Von Programmatik hielt AfD-Chef Bernd Lucke anfangs nicht viel. „Wir sind die Partei des gesunden Menschenverstandes“, pflegte er zu sagen. Eine Zeitlang schien er damit durchzukommen. Doch spätestens nach der Bundestagswahl im September 2013 entspann sich unter den Mitgliedern eine muntere Debatte über Ehe, Familie, Kindererziehung, Islam, die Rechte gleichgeschlechtlicher Partnerschaften und Patriotismus.

Innerhalb der Partei bildeten sich christliche Gruppen, ein liberaler Flügel namens „Kolibri“, der konservative und liberale miteinander versöhnen wollte, und schließlich eine patriotische Plattform. Und all diese Gruppen machten nun Vorschläge zur Gesellschafts-, Energie- oder Außenpolitik. Es kam zu heftigen Auseinandersetzungen darüber, wie rechts oder wie liberal die Partei sein müsse oder dürfe.

Das Chaos ordnen

Zwar schrieb der Vorstand einige Papiere, es gelang ihm allerdings nicht, die Debatte zu lenken. Im Januar erarbeitete er dann sogenannte Leitlinien, mit denen er das Chaos wenigsten etwas ordnen wollte. Über diese Arbeit dann reifte die Erkenntnis, dass die Partei es dabei nicht belassen könne. Nach der Europawahl soll die AfD darum eine breite inhaltliche Debatte über ihre Grundsätze führen und so schließlich doch eine Programm-Partei werden.

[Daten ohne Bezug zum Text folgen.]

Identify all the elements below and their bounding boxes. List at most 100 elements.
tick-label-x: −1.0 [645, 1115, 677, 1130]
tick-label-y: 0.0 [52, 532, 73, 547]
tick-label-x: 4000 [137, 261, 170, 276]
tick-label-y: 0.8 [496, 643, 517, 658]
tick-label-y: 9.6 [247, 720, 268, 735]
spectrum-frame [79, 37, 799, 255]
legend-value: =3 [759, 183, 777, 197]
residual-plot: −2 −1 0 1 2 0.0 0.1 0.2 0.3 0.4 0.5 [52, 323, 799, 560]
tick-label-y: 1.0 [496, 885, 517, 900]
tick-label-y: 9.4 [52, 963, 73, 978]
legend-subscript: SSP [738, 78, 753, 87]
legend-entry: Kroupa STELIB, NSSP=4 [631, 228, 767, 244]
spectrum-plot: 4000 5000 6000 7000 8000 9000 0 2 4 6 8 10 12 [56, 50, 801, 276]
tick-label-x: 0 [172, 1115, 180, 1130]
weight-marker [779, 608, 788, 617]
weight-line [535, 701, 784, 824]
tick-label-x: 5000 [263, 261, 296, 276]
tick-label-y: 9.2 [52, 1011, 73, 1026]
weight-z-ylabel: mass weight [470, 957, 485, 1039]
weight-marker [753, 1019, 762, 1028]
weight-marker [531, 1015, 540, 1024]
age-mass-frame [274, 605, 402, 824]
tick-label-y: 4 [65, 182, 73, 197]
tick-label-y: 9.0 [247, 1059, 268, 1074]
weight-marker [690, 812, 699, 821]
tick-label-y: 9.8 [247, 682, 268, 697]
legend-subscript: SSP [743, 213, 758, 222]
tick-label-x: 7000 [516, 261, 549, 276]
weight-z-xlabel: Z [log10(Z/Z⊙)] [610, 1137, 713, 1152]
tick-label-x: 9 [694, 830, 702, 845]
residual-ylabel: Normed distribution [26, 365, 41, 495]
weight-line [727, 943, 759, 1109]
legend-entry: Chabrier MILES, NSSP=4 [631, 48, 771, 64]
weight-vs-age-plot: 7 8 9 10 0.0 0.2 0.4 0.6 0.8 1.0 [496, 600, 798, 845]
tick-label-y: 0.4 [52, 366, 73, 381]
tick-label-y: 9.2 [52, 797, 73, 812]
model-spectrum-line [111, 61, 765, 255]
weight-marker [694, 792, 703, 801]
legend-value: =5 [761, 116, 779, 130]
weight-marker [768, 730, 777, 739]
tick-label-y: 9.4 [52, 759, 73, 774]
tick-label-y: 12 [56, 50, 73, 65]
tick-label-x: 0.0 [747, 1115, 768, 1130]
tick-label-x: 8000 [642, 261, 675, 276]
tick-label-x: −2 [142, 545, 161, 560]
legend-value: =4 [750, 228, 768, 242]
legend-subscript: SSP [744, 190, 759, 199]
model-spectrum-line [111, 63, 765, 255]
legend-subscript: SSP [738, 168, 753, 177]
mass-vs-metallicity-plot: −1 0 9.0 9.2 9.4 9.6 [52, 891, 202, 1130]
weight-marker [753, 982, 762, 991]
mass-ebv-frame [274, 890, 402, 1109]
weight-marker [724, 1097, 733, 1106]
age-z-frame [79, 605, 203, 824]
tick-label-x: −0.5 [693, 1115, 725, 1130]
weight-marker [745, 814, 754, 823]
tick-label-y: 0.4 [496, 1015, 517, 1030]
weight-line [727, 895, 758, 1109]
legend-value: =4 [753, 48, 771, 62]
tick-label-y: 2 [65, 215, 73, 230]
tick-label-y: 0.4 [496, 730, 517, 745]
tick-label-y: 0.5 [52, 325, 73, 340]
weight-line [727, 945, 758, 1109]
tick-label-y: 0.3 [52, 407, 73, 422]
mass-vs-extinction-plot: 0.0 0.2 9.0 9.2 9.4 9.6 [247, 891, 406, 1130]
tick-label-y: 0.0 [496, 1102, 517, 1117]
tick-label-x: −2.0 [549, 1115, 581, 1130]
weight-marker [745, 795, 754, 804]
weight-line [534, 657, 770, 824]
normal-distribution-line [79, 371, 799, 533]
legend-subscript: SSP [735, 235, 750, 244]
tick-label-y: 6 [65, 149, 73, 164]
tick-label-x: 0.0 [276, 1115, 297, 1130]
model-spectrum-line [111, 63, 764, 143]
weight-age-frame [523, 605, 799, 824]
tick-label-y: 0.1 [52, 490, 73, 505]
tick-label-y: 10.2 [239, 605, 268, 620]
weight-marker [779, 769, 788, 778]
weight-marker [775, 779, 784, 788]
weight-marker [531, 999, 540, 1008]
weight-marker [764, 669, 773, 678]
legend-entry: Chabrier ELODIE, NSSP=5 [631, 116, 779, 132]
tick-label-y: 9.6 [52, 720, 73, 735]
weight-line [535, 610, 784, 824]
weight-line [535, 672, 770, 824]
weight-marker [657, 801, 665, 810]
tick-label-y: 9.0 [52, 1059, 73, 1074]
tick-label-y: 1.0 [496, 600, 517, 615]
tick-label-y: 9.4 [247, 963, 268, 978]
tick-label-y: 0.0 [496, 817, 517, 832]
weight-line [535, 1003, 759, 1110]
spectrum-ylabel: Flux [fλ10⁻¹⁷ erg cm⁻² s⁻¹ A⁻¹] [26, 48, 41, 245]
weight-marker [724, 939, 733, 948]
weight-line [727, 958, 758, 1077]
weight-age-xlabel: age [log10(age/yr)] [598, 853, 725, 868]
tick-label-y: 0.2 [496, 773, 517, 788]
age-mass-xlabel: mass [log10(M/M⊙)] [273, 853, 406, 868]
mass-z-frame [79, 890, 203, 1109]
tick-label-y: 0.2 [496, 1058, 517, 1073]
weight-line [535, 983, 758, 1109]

„In der Diskussion über die Leitlinien ist das große Bedürfnis der Mitglieder deutlich geworden, der Partei ein Programm zu geben“, sagt Gustav Greve, Beisitzer im Bundesvorstand und mitverantwortlich für die Redaktion der Leitlinien. Voraussichtlich noch im Sommer werde die Programmarbeit beginnen. Dann soll eine Programmkommission gebildet werden, bei der die Vorschläge der Landesfachausschüsse zusammenliefen. In nun einem Jahr, so hofft Greve, könnte das Grundsatzprogramm einem Parteitag zum Beschluss vorgelegt werden.

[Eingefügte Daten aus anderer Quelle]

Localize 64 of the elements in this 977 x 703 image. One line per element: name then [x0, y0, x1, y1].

Lucke aus der Schusslinie nehmen

Damit soll dann endgültig Ruhe einkehren, hofft der Vorstand. Dabei schwingt sicherlich auch die Erwartung mit, den Vorsitzenden Lucke ein wenig aus der Schusslinie zu nehmen, der in der Vergangenheit immer wieder mit Äußerungen, die seiner Ansicht nach Ausdruck des gesunden Menschenverstand waren, lenkend eingriff. So veröffentlichte er zu 3. Oktober 2013 zehn Thesen zum Islam oder verkündete nach Outing des homosexuellen Fußballers Thomas Hitzlsperger Fußballers, es sei wichtiger, sich um die Situation der Familien zu kümmern als darum, ob ein einzelner Fußballer schwul sei.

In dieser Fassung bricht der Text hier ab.